The cleaned Alpaca Dataset is a curated and cleaned version of the original dataset used to train the Alpaca Large Language Model (LLM).

The original dataset, generated using GPT-3, had several issues that impacted its quality and usefulness for training machine learning models. The cleaned version addresses these problems to improve the performance of models trained on this data.

Alpaca Cleaned Dataset

Key points

  1. The cleaned dataset fixes issues such as hallucinations, merged instructions, empty outputs, missing code examples, incorrect answers, and unclear instructions.

  2. On April 8, 2023, the remaining uncurated instructions (around 50,000) were replaced with data from the GPT-4-LLM dataset. Curation of the new data is ongoing.

  3. The average prompt length in the cleaned dataset is longer than the original, with many prompts exceeding 256 tokens. It is recommended to set the maximum prompt length to at least 512 or higher during fine-tuning.

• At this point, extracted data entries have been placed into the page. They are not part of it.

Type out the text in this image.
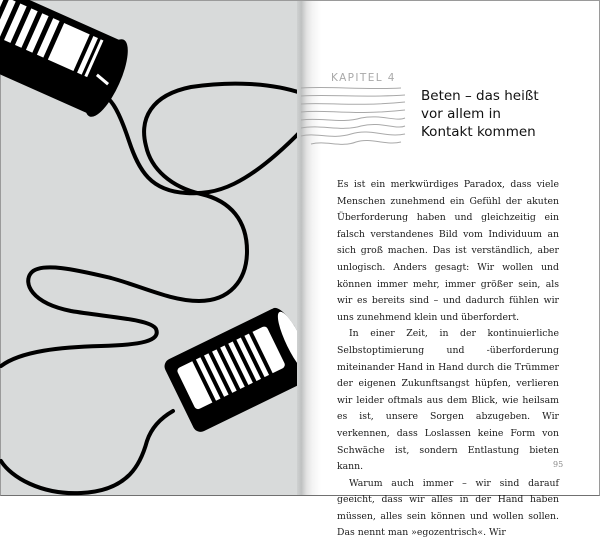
KAPITEL 4
Beten – das heißt
vor allem in
Kontakt kommen

Es ist ein merkwürdiges Paradox, dass viele Menschen zunehmend ein Gefühl der akuten Überforderung haben und gleichzeitig ein falsch verstandenes Bild vom Individuum an sich groß machen. Das ist verständlich, aber unlogisch. Anders gesagt: Wir wollen und können immer mehr, immer größer sein, als wir es bereits sind – und dadurch fühlen wir uns zunehmend klein und überfordert.

In einer Zeit, in der kontinuierliche Selbstoptimierung und -überforderung miteinander Hand in Hand durch die Trümmer der eigenen Zukunftsangst hüpfen, verlieren wir leider oftmals aus dem Blick, wie heilsam es ist, unsere Sorgen abzugeben. Wir verkennen, dass Loslassen keine Form von Schwäche ist, sondern Entlastung bieten kann.

Warum auch immer – wir sind darauf geeicht, dass wir alles in der Hand haben müssen, alles sein können und wollen sollen. Das nennt man »egozentrisch«. Wir

95
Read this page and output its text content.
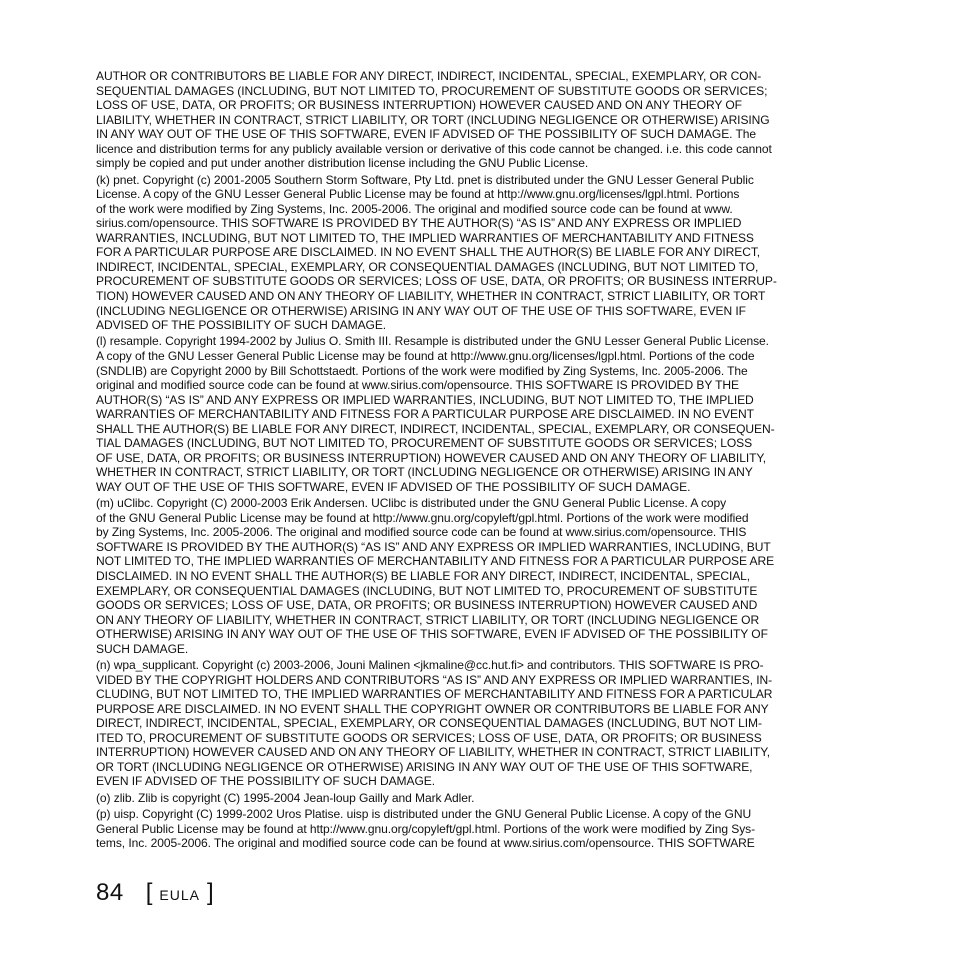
AUTHOR OR CONTRIBUTORS BE LIABLE FOR ANY DIRECT, INDIRECT, INCIDENTAL, SPECIAL, EXEMPLARY, OR CON-
SEQUENTIAL DAMAGES (INCLUDING, BUT NOT LIMITED TO, PROCUREMENT OF SUBSTITUTE GOODS OR SERVICES;
LOSS OF USE, DATA, OR PROFITS; OR BUSINESS INTERRUPTION) HOWEVER CAUSED AND ON ANY THEORY OF
LIABILITY, WHETHER IN CONTRACT, STRICT LIABILITY, OR TORT (INCLUDING NEGLIGENCE OR OTHERWISE) ARISING
IN ANY WAY OUT OF THE USE OF THIS SOFTWARE, EVEN IF ADVISED OF THE POSSIBILITY OF SUCH DAMAGE. The
licence and distribution terms for any publicly available version or derivative of this code cannot be changed. i.e. this code cannot
simply be copied and put under another distribution license including the GNU Public License.
(k) pnet. Copyright (c) 2001-2005 Southern Storm Software, Pty Ltd. pnet is distributed under the GNU Lesser General Public
License. A copy of the GNU Lesser General Public License may be found at http://www.gnu.org/licenses/lgpl.html. Portions
of the work were modified by Zing Systems, Inc. 2005-2006. The original and modified source code can be found at www.
sirius.com/opensource. THIS SOFTWARE IS PROVIDED BY THE AUTHOR(S) “AS IS” AND ANY EXPRESS OR IMPLIED
WARRANTIES, INCLUDING, BUT NOT LIMITED TO, THE IMPLIED WARRANTIES OF MERCHANTABILITY AND FITNESS
FOR A PARTICULAR PURPOSE ARE DISCLAIMED. IN NO EVENT SHALL THE AUTHOR(S) BE LIABLE FOR ANY DIRECT,
INDIRECT, INCIDENTAL, SPECIAL, EXEMPLARY, OR CONSEQUENTIAL DAMAGES (INCLUDING, BUT NOT LIMITED TO,
PROCUREMENT OF SUBSTITUTE GOODS OR SERVICES; LOSS OF USE, DATA, OR PROFITS; OR BUSINESS INTERRUP-
TION) HOWEVER CAUSED AND ON ANY THEORY OF LIABILITY, WHETHER IN CONTRACT, STRICT LIABILITY, OR TORT
(INCLUDING NEGLIGENCE OR OTHERWISE) ARISING IN ANY WAY OUT OF THE USE OF THIS SOFTWARE, EVEN IF
ADVISED OF THE POSSIBILITY OF SUCH DAMAGE.
(l) resample. Copyright 1994-2002 by Julius O. Smith III. Resample is distributed under the GNU Lesser General Public License.
A copy of the GNU Lesser General Public License may be found at http://www.gnu.org/licenses/lgpl.html. Portions of the code
(SNDLIB) are Copyright 2000 by Bill Schottstaedt. Portions of the work were modified by Zing Systems, Inc. 2005-2006. The
original and modified source code can be found at www.sirius.com/opensource. THIS SOFTWARE IS PROVIDED BY THE
AUTHOR(S) “AS IS” AND ANY EXPRESS OR IMPLIED WARRANTIES, INCLUDING, BUT NOT LIMITED TO, THE IMPLIED
WARRANTIES OF MERCHANTABILITY AND FITNESS FOR A PARTICULAR PURPOSE ARE DISCLAIMED. IN NO EVENT
SHALL THE AUTHOR(S) BE LIABLE FOR ANY DIRECT, INDIRECT, INCIDENTAL, SPECIAL, EXEMPLARY, OR CONSEQUEN-
TIAL DAMAGES (INCLUDING, BUT NOT LIMITED TO, PROCUREMENT OF SUBSTITUTE GOODS OR SERVICES; LOSS
OF USE, DATA, OR PROFITS; OR BUSINESS INTERRUPTION) HOWEVER CAUSED AND ON ANY THEORY OF LIABILITY,
WHETHER IN CONTRACT, STRICT LIABILITY, OR TORT (INCLUDING NEGLIGENCE OR OTHERWISE) ARISING IN ANY
WAY OUT OF THE USE OF THIS SOFTWARE, EVEN IF ADVISED OF THE POSSIBILITY OF SUCH DAMAGE.
(m) uClibc. Copyright (C) 2000-2003 Erik Andersen. UClibc is distributed under the GNU General Public License. A copy
of the GNU General Public License may be found at http://www.gnu.org/copyleft/gpl.html. Portions of the work were modified
by Zing Systems, Inc. 2005-2006. The original and modified source code can be found at www.sirius.com/opensource. THIS
SOFTWARE IS PROVIDED BY THE AUTHOR(S) “AS IS” AND ANY EXPRESS OR IMPLIED WARRANTIES, INCLUDING, BUT
NOT LIMITED TO, THE IMPLIED WARRANTIES OF MERCHANTABILITY AND FITNESS FOR A PARTICULAR PURPOSE ARE
DISCLAIMED. IN NO EVENT SHALL THE AUTHOR(S) BE LIABLE FOR ANY DIRECT, INDIRECT, INCIDENTAL, SPECIAL,
EXEMPLARY, OR CONSEQUENTIAL DAMAGES (INCLUDING, BUT NOT LIMITED TO, PROCUREMENT OF SUBSTITUTE
GOODS OR SERVICES; LOSS OF USE, DATA, OR PROFITS; OR BUSINESS INTERRUPTION) HOWEVER CAUSED AND
ON ANY THEORY OF LIABILITY, WHETHER IN CONTRACT, STRICT LIABILITY, OR TORT (INCLUDING NEGLIGENCE OR
OTHERWISE) ARISING IN ANY WAY OUT OF THE USE OF THIS SOFTWARE, EVEN IF ADVISED OF THE POSSIBILITY OF
SUCH DAMAGE.
(n) wpa_supplicant. Copyright (c) 2003-2006, Jouni Malinen <jkmaline@cc.hut.fi> and contributors. THIS SOFTWARE IS PRO-
VIDED BY THE COPYRIGHT HOLDERS AND CONTRIBUTORS “AS IS” AND ANY EXPRESS OR IMPLIED WARRANTIES, IN-
CLUDING, BUT NOT LIMITED TO, THE IMPLIED WARRANTIES OF MERCHANTABILITY AND FITNESS FOR A PARTICULAR
PURPOSE ARE DISCLAIMED. IN NO EVENT SHALL THE COPYRIGHT OWNER OR CONTRIBUTORS BE LIABLE FOR ANY
DIRECT, INDIRECT, INCIDENTAL, SPECIAL, EXEMPLARY, OR CONSEQUENTIAL DAMAGES (INCLUDING, BUT NOT LIM-
ITED TO, PROCUREMENT OF SUBSTITUTE GOODS OR SERVICES; LOSS OF USE, DATA, OR PROFITS; OR BUSINESS
INTERRUPTION) HOWEVER CAUSED AND ON ANY THEORY OF LIABILITY, WHETHER IN CONTRACT, STRICT LIABILITY,
OR TORT (INCLUDING NEGLIGENCE OR OTHERWISE) ARISING IN ANY WAY OUT OF THE USE OF THIS SOFTWARE,
EVEN IF ADVISED OF THE POSSIBILITY OF SUCH DAMAGE.
(o) zlib. Zlib is copyright (C) 1995-2004 Jean-loup Gailly and Mark Adler.
(p) uisp. Copyright (C) 1999-2002 Uros Platise. uisp is distributed under the GNU General Public License. A copy of the GNU
General Public License may be found at http://www.gnu.org/copyleft/gpl.html. Portions of the work were modified by Zing Sys-
tems, Inc. 2005-2006. The original and modified source code can be found at www.sirius.com/opensource. THIS SOFTWARE
84 [ EULA ]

This cleaned dataset aims to provide a higher-quality resource for training and fine-tuning LLMs, ultimately leading to better-performing models with reduced hallucinations.

Open Orca

The OpenOrca dataset is a collection of augmented FLAN Collection data. Currently ~1M GPT-4 completions, and ~3.2M GPT-3.5 completions.

It is tabularised in alignment with the distributions presented in the ORCA paper and currently represents a partial completion of the full intended dataset, with ongoing generation to expand its scope.

Open Orca Dataset
Orca Paper
Flan Collection

Financial Phrase Databank

The Financial Phrase Bank dataset is a collection of approximately 5,000 English sentences from financial news articles, annotated for sentiment analysis. The sentences are labeled as positive, negative, or neutral based on their potential impact on stock prices, from an investor's perspective.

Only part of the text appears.